Right 'round (Image via A24)
In We Live in Time, the relationship of a couple passionately engaged with life and each other is revealed in a nonlinear series of scenes, a novel way of getting to the meat of who they are as individuals, and who they are together.
The story is complicated by their unconventional meeting, their being at odds over whether to have children, her devotion to her career as a chef and, most dauntingly, multiple bouts of cancer.
Almut (Florence Pugh) is a driven Type A personality, an accomplished chef who knows exactly what she wants. Her life takes an unexpected detour when she bumps into Tobias (Andrew Garfield), a glistening-eyed, handsome divorcé, and they fall hopelessly in love. Their chemistry is undeniable — it's not hard to believe that she could talk him into letting her fight it out in a grueling cooking competition while undergoing cancer treatment, or that he could convince her to have a child.

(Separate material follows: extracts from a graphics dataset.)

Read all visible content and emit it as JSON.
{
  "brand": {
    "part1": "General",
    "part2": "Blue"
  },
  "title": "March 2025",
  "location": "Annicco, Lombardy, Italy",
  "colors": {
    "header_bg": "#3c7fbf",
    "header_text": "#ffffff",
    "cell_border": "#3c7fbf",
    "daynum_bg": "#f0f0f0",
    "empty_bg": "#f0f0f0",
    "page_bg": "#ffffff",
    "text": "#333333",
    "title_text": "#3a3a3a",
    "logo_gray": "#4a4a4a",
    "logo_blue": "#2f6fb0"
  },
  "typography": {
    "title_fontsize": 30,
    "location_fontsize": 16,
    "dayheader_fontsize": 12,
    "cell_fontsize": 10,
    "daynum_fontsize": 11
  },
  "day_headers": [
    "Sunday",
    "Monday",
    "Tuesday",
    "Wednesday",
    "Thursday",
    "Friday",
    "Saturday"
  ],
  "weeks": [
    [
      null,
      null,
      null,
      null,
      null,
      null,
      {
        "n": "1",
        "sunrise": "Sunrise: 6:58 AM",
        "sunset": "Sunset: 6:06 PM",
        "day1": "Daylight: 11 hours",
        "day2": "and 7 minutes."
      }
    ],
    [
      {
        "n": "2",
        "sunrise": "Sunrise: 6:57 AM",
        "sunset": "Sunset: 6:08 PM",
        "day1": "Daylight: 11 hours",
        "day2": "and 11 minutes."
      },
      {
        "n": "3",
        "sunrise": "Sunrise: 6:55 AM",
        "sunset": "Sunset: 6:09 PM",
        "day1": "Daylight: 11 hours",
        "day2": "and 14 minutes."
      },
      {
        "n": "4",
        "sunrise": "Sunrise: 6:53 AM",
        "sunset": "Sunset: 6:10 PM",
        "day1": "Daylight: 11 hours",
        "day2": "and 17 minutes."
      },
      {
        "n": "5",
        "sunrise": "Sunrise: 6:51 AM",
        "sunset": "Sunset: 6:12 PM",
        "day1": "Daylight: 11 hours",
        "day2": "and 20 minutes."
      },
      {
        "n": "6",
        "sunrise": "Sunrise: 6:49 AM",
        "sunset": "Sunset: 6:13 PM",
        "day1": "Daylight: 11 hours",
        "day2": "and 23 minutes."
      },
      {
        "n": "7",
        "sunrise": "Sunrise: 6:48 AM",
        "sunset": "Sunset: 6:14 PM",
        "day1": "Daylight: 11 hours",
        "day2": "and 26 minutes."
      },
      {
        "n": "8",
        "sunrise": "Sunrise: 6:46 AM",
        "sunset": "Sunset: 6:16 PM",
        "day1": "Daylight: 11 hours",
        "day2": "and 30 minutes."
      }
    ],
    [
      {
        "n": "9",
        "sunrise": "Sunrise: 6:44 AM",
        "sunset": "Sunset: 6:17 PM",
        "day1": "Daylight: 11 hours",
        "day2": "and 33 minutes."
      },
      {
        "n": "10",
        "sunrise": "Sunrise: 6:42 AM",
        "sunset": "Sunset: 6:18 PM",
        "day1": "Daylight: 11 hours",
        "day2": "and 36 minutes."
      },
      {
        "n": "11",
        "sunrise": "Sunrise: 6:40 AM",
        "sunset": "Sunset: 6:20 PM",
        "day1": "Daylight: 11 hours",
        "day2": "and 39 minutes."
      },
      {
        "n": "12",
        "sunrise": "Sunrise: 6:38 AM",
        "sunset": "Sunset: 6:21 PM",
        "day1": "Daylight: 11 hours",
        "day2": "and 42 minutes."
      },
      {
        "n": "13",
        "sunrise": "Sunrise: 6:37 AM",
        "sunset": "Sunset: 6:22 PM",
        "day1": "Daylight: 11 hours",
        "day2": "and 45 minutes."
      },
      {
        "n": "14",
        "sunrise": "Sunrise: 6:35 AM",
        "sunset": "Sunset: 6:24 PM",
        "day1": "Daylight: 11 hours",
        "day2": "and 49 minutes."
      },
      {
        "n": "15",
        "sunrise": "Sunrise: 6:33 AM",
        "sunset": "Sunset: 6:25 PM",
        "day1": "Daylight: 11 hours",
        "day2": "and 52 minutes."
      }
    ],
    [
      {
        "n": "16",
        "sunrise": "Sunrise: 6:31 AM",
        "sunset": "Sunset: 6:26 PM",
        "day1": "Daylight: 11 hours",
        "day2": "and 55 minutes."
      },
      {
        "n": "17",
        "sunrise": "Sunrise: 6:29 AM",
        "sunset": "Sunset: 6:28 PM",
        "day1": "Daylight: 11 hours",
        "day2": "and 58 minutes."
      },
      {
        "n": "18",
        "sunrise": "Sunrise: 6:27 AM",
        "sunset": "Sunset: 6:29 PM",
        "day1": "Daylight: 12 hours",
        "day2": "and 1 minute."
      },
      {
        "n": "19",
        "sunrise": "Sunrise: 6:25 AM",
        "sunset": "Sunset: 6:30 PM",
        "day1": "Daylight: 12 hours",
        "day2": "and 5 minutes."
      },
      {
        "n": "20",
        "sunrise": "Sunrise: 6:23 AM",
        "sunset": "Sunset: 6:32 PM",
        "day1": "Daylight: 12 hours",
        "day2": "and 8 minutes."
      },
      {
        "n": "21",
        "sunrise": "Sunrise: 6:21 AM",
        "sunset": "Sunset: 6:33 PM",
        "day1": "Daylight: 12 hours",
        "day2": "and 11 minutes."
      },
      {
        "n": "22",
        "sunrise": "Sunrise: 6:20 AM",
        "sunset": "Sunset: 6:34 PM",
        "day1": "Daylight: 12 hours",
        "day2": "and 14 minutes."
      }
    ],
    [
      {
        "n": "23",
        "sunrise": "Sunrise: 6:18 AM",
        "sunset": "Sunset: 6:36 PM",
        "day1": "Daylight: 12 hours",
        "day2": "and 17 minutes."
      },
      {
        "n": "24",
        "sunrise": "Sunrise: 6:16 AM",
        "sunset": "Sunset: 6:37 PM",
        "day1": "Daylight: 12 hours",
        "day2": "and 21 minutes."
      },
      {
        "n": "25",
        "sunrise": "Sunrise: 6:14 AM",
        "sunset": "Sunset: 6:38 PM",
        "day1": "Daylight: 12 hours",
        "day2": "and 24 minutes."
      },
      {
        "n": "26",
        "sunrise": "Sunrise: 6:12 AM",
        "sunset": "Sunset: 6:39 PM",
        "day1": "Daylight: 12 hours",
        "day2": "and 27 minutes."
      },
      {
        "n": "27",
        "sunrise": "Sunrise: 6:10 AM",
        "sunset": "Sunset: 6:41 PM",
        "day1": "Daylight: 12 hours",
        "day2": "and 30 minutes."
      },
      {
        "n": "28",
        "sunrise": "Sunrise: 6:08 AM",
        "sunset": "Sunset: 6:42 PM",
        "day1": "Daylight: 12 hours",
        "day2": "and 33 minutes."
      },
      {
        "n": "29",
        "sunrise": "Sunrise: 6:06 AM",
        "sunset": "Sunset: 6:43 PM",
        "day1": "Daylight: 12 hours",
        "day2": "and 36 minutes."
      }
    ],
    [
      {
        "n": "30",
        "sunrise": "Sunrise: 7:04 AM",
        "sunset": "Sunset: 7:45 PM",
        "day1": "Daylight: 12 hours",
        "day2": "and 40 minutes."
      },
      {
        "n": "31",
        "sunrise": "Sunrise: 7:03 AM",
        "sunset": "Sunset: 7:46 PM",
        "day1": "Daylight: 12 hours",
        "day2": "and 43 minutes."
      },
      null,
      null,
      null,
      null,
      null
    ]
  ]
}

The best thing about the film, which features rich performances from a pair of beautiful stars, is the way in which its unorthodox telling teases out issues of what makes life worth living, and who makes it worth living, not the mention jump-starting conversations about how we would like to go out, and how we would like to be remembered.
The worst? It is twee in parts, a little too feel-good to counteract the feel-badness of cancer, and Almut's decision to get pregnant — under her circumstances — had me squirming.
In the end (as in the beginning and middle), We Live in Time is an achingly deeply felt, grown-up drama that speaks to anyone thinking of settling down, or who did so long ago and may be considering acting up.